Bayesian statistics simply acknowledges that what we are really after is an estimate of the probability of a certain hypothesis to be true, given what we know before running an experiment, as well as what we learn from the experiment itself. Indeed, a simple formula known as Bayes theorem says that the probability that a hypothesis (among many) is correct, given the available data, depends on the probability that the data would be observed if that hypothesis were true, multiplied by the a priori probability (i.e., based on previous experience) that the hypothesis is true.
In Fisherian terms, the probability of an event is the frequency with which that event would occur given certain circumstances (hence the term “frequentist” to identify this classical approach).
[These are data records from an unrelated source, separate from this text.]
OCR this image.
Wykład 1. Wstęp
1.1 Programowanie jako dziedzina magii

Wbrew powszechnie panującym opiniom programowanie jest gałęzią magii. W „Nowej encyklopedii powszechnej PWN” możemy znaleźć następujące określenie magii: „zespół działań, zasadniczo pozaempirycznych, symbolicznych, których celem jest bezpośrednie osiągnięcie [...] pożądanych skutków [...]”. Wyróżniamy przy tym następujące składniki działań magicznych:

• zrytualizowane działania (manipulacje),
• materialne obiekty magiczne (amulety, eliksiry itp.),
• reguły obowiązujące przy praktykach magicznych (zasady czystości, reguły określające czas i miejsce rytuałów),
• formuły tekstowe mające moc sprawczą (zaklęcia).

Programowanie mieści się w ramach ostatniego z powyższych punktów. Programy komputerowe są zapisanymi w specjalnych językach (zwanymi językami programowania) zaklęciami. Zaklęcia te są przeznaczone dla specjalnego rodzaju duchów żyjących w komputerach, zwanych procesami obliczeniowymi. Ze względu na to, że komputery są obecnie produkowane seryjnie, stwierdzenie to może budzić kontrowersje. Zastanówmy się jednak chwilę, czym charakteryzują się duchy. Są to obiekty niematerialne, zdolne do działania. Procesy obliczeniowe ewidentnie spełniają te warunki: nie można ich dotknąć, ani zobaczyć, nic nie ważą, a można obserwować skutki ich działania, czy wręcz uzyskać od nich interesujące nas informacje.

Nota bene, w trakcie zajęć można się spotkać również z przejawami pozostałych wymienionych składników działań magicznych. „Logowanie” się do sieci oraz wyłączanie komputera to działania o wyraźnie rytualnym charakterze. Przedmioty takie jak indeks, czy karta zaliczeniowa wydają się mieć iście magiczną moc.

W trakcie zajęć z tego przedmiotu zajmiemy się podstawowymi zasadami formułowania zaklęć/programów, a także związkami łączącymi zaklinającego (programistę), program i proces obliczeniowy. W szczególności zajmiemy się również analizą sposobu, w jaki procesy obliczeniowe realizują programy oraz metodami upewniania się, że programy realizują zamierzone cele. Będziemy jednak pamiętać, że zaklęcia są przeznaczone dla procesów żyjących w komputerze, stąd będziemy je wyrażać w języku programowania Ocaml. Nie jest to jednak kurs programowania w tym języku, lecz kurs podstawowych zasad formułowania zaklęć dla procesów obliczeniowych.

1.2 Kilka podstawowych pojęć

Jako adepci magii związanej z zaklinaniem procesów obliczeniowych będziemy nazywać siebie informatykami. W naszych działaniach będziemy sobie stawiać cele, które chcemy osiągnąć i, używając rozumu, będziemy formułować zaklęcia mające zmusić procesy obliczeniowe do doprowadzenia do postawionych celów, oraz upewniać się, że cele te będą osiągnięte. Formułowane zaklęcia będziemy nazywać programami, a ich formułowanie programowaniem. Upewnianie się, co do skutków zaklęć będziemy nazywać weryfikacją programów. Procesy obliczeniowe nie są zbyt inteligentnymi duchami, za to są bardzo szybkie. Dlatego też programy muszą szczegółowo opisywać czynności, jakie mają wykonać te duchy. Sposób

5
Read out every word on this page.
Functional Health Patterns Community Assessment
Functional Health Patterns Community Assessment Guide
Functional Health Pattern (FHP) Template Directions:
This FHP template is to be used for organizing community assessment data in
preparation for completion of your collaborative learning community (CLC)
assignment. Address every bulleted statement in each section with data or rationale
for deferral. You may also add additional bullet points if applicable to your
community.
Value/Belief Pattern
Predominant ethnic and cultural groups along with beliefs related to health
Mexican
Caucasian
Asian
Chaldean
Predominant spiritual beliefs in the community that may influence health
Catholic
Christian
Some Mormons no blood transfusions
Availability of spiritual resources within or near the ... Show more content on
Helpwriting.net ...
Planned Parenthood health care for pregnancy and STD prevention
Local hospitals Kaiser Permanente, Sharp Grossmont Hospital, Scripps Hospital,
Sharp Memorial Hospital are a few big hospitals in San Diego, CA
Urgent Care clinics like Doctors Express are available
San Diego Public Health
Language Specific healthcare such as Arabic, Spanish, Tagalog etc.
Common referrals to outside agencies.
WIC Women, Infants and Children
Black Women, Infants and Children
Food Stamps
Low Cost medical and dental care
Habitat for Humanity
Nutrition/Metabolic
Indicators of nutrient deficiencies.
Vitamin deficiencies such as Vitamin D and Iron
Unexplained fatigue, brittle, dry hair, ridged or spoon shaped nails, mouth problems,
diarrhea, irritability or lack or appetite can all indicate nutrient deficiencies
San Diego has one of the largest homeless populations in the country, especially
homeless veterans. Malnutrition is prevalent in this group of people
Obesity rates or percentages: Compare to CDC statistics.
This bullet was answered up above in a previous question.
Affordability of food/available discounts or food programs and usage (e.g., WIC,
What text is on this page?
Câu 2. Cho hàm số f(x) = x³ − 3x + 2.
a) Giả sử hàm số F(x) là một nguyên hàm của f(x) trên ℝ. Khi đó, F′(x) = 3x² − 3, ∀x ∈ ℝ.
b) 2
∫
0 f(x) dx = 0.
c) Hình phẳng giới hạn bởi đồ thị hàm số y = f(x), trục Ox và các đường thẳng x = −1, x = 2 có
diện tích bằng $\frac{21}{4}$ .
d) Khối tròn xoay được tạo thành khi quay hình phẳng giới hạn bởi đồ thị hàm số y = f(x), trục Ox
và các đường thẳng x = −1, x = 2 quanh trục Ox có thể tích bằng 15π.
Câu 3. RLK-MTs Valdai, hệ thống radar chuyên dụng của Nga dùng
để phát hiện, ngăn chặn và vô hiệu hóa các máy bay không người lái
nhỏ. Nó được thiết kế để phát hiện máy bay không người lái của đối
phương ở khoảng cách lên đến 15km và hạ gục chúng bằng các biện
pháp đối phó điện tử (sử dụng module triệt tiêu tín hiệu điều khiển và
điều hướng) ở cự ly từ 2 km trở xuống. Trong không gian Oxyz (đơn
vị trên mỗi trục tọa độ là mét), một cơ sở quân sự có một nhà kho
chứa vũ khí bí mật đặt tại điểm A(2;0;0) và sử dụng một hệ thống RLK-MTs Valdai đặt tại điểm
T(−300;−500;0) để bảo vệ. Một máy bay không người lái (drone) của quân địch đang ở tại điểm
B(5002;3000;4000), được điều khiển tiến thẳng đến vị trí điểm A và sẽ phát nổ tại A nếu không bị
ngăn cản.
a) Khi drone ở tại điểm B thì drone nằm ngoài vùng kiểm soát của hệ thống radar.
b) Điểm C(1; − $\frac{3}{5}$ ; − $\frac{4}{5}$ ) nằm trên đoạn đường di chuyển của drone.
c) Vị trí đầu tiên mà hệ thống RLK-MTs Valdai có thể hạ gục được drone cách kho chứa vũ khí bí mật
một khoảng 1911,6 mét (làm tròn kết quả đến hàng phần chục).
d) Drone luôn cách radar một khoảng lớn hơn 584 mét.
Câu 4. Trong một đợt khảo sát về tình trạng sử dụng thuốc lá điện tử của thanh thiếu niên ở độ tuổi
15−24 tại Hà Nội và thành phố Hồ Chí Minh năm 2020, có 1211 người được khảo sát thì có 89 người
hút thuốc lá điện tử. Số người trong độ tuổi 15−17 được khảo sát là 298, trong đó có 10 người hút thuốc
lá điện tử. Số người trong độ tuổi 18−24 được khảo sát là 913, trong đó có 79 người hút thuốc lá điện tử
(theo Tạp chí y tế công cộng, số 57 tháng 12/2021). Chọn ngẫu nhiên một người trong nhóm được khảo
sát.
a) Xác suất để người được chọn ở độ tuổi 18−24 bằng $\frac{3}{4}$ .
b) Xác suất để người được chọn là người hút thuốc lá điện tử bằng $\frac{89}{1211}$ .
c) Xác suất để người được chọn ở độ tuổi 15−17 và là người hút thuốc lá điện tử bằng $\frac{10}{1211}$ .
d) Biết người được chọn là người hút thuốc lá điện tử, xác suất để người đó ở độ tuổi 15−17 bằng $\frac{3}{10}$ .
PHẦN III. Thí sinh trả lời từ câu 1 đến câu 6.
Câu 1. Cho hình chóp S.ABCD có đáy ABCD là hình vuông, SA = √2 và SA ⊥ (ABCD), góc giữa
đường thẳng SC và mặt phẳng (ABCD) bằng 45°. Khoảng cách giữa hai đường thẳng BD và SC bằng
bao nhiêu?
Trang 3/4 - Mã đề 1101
For example, the probability of rolling a three with one (unloaded) die is 1/6, because there are six possible, equiprobable outcomes, and on average (i.e., on long enough runs) you will get a three one time every six.
In Bayesian terms, however, a probability is really an estimate of the degree of belief (as in confidence, not blind faith) that a researcher can put into a particular hypothesis, given all she knows about the problem at hand. Your degree of belief that threes come out once every six rolls of the die comes from both a priori considerations about fair dice, and the empirical fact that you have observed this sort of events in the past. However, should you witness a repeated specified outcome over and over, your degree of belief in the hypothesis of a fair die would keep going down until you strongly suspect foul play. It makes intuitive sense that the degree of confidence in a hypothesis changes with the available evidence, and one can think of different scientific hypotheses as competing for the highest degree of Bayesian probability. New experiments will lower our confidence in some hypotheses and increase it in others. Importantly, we might never be able to settle on one final hypothesis because the data may be roughly equally compatible with several alternatives (a frustrating situation very familiar to any scientist and known in philosophy as the underdetermination of hypotheses by the data).
You can see why a Bayesian description of the scientific enterprise—while not devoid of problems and critics—is revealing itself to be a tantalizing tool for both scientists, in their everyday practice, and for philosophers, as a more realistic way of thinking about science as a process.
Perhaps more importantly, Bayesian analyses are allowing researchers to save money and human lives during clinical trials because they permit the researcher to constantly reevaluate the likelihood of different hypotheses during the experiment. If we don’t have to wait for a long and costly clinical trial to be over before realizing that, say, two of the six drugs being tested are, in fact, significantly better than the others, Reverend Bayes might turn out to be a much more important figure in science than anybody has imagined over the last two centuries.